No sé si me reconforta, o me inquieta, volver a dormir aquí. No lo sé. Me anestesia quizá, y me hace confundir el pasado y el presente. Me hace creer que mi madre todavía está en la casa. Pero no está. Ya se ha ido. Tardo en darme cuenta de eso, pero finalmente, en mitad de la noche, me desvelo y adquiero conciencia de su ausencia; de las preguntas que ya no podré hacerle; del tiempo que perdí. Aquí, en esta casa, reconozco la culpa que me corroe como un silencioso cáncer. El error de no haber sido consciente del tiempo que se nos escapaba. El delito de haber dejado a mi madre en compañía de su soledad. Su soledad que es ahora la mía. Nos necesitábamos y no lo sabíamos. No habríamos compartido aficiones, ni aventuras exóticas en países lejanos, pero nuestra presencia hubiera sido suficiente. Pero no sucedió así. Ella siguió su vida y yo la mía. Ella lo aceptó como antes había aceptado otras circunstancias de su vida. Fue generosa. Creía que yo no merecía permanecer demasiado tiempo entre aquellas cuatro paredes. Pero se equivocaba, porque lo hubiera necesitado. Al menos un poco más. Necesitaba algo más de este tiempo que ya no existe. Por eso vuelvo a esta casa. A este útero de ladrillo y ferralla que me acoge y me adormece en la calma de esta noche. Pero apenas consigo dormir. Me asomo a la ventana y contemplo las farolas, los camiones de la basura y el cielo limpio y despejado tan diferente al cielo de mi infancia, que era gris y en ocasiones del color del azafrán. Estoy en la ventana mirando la noche moverse de forma casi imperceptible, como cuando estaba de exámenes y me despertaba a las tres, o a las cuatro de la madrugada, y estudiaba bajo la luz del flexo, y entonces mi madre se despertaba también y preparaba café y algo para comer, y me acompañaba un rato y después se metía en la cama y, antes de que me fuese a la universidad, me deseaba suerte y me daba un beso. Estoy en esa misma madrugada que se repite y que no cesa. Estoy en una noche perpetua que deroga el tiempo y el espacio y hace eternos los rostros que nos amaron.

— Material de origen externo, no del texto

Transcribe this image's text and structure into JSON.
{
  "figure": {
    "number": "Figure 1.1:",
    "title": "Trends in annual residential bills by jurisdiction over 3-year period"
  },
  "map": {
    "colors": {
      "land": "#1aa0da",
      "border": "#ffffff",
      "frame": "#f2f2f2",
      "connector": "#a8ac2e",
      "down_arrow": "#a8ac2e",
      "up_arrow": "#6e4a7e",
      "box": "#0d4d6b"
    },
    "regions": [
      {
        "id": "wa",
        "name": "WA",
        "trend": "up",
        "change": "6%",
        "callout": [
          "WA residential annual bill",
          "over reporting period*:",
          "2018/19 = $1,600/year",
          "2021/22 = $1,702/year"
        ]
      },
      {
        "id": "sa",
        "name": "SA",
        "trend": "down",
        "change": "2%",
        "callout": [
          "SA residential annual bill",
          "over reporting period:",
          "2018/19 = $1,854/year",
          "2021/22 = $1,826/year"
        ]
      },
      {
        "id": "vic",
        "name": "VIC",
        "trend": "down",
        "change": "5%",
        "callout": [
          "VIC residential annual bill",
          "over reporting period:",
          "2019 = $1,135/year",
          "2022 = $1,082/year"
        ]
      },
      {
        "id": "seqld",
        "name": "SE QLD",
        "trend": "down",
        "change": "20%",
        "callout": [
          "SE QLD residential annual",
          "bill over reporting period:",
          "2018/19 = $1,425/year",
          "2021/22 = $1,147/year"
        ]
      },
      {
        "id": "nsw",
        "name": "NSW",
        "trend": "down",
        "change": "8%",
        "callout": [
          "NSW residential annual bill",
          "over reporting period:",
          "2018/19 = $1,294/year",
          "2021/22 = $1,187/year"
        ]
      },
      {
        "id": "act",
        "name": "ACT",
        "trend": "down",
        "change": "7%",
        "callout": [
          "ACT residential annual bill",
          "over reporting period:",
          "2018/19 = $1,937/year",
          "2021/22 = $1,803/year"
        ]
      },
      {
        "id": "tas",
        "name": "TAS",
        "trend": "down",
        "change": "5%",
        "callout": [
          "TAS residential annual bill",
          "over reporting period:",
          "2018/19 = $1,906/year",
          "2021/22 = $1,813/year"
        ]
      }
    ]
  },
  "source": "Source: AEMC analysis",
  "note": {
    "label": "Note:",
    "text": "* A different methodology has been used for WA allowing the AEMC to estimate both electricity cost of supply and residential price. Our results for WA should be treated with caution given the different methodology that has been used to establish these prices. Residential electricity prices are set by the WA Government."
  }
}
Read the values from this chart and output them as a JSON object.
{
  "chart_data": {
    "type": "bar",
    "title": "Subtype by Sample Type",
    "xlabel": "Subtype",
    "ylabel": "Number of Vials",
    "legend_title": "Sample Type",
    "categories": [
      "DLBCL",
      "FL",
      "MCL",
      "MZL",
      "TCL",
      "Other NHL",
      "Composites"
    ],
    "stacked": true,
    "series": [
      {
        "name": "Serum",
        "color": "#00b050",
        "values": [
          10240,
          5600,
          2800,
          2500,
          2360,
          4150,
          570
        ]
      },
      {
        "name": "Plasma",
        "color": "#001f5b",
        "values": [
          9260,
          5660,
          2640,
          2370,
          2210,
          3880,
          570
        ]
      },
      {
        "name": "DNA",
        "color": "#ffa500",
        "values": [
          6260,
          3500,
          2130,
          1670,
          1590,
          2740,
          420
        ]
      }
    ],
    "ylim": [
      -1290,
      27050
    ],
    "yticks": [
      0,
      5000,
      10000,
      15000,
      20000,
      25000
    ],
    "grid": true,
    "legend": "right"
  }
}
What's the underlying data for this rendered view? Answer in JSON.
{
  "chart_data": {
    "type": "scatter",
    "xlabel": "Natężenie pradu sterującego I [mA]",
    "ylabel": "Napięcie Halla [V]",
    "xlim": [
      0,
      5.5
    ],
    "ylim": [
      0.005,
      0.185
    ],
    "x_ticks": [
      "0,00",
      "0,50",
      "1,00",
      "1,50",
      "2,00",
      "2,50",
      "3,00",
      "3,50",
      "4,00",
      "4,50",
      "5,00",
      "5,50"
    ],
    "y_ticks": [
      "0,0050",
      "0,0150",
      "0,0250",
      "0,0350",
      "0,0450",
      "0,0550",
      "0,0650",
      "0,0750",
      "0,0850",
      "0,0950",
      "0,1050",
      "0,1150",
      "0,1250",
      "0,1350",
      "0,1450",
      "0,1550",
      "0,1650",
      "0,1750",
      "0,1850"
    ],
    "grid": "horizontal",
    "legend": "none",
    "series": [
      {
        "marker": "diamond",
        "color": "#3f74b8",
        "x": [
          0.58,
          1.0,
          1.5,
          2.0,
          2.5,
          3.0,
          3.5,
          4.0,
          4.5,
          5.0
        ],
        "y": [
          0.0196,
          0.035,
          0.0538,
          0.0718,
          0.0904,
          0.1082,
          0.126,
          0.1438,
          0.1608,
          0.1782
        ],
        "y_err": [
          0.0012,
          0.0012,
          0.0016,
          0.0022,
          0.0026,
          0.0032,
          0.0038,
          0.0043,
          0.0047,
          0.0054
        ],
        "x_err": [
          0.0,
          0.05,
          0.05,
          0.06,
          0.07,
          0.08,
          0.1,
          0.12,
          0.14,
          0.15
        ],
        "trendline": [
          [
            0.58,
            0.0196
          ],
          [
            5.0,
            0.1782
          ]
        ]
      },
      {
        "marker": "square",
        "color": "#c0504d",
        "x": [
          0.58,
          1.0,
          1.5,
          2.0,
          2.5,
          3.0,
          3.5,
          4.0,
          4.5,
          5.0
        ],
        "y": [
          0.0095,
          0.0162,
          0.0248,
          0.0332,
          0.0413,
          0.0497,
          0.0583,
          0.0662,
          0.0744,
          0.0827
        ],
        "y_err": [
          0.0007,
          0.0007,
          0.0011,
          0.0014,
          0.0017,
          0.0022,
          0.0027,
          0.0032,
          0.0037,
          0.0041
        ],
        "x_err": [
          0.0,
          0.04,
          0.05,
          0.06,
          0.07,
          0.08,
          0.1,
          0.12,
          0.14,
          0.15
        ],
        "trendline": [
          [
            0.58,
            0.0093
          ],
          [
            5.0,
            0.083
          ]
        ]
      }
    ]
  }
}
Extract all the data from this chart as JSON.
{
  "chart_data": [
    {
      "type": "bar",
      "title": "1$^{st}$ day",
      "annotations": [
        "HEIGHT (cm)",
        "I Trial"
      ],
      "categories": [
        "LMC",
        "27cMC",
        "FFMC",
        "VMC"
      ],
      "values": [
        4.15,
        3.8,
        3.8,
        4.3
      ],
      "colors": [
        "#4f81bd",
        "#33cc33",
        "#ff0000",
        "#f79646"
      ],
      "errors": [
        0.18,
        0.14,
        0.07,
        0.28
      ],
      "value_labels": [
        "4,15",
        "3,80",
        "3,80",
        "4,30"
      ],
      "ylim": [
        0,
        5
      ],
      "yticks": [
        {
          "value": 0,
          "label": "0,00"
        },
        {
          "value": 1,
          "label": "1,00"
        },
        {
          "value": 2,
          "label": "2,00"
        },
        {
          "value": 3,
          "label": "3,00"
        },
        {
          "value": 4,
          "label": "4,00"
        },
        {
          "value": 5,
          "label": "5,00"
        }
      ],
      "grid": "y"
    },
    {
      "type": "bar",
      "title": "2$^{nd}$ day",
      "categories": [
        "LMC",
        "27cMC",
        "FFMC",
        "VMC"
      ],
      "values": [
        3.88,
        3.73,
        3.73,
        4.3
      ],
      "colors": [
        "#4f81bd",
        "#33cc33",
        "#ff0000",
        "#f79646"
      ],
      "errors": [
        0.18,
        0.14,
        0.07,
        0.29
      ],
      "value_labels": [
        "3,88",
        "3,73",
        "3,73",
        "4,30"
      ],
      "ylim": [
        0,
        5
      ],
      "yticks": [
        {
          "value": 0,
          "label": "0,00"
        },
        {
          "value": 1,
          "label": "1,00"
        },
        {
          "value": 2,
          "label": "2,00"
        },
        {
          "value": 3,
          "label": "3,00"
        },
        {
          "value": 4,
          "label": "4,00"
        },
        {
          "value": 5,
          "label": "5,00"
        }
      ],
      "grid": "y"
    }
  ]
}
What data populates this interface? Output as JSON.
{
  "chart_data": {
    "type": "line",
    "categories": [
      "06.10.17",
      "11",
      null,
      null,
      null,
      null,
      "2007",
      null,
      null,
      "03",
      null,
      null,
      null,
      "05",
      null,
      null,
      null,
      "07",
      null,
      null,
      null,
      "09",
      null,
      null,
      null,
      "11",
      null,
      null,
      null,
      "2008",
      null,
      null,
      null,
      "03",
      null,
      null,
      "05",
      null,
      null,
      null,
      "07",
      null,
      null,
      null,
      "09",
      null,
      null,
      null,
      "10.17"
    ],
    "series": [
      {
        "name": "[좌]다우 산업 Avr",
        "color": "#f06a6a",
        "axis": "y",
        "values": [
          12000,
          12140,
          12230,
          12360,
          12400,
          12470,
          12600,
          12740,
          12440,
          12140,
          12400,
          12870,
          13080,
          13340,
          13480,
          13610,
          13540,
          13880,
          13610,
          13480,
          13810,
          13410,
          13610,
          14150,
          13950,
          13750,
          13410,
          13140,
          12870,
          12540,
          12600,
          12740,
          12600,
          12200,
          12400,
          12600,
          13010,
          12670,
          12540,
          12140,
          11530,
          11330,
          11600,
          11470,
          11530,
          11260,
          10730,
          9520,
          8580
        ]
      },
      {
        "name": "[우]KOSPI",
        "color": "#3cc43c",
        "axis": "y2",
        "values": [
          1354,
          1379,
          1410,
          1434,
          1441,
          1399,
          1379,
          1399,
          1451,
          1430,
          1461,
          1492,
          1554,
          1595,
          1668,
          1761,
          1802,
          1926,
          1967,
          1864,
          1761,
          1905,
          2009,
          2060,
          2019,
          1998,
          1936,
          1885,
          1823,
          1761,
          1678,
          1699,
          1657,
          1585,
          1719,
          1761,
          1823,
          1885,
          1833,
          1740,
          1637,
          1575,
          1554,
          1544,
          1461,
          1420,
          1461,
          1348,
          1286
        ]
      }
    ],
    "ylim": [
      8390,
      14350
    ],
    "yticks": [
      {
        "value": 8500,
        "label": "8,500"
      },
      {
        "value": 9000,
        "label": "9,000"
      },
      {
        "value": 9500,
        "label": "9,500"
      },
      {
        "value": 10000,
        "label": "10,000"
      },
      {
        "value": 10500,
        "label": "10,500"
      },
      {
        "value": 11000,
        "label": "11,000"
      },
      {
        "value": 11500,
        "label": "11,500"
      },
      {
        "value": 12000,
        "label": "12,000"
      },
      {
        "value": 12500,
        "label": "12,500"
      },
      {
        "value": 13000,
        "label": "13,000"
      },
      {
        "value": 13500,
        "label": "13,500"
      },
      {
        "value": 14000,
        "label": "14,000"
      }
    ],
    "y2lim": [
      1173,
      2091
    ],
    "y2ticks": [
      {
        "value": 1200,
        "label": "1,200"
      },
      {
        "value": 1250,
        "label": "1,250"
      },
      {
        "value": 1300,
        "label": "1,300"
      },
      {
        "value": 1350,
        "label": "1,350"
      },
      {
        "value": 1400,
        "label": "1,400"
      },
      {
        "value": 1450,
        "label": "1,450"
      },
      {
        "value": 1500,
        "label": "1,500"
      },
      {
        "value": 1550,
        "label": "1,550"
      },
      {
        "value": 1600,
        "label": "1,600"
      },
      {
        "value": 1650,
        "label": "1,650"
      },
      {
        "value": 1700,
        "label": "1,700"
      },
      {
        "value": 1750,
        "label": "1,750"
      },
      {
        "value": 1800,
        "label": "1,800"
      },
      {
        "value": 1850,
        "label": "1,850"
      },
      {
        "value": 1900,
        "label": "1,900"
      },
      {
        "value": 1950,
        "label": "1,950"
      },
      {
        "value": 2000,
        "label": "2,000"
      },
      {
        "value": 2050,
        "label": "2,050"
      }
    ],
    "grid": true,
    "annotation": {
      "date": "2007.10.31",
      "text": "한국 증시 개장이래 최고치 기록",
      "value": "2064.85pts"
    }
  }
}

Mis ojos no son capaces de captar el desplazamiento de las pequeñas cosas que me rodean. Sin embargo, lo cierto es que todo se mueve, aunque yo esté quieto y apoyado en la ventana. Miro las estrellas, pero ellas no están allí. Estarán tras las nubes como antes lo estaban tras la contaminación que dejaban las chimeneas de las fábricas. Antes al menos aquel horno iluminaba las calles. He decidido que lo buscaré en la India, o en Pakistán, o Bangladesh, o donde quiera que esté. Conseguiré más información acerca de su ubicación, me cogeré unos días de vacaciones y viajaré hasta allí. Aquellas luces tienen que estar en algún lugar. No pueden haber desaparecido como si tal cosa. Aún tenemos que mirarnos a la cara por última vez.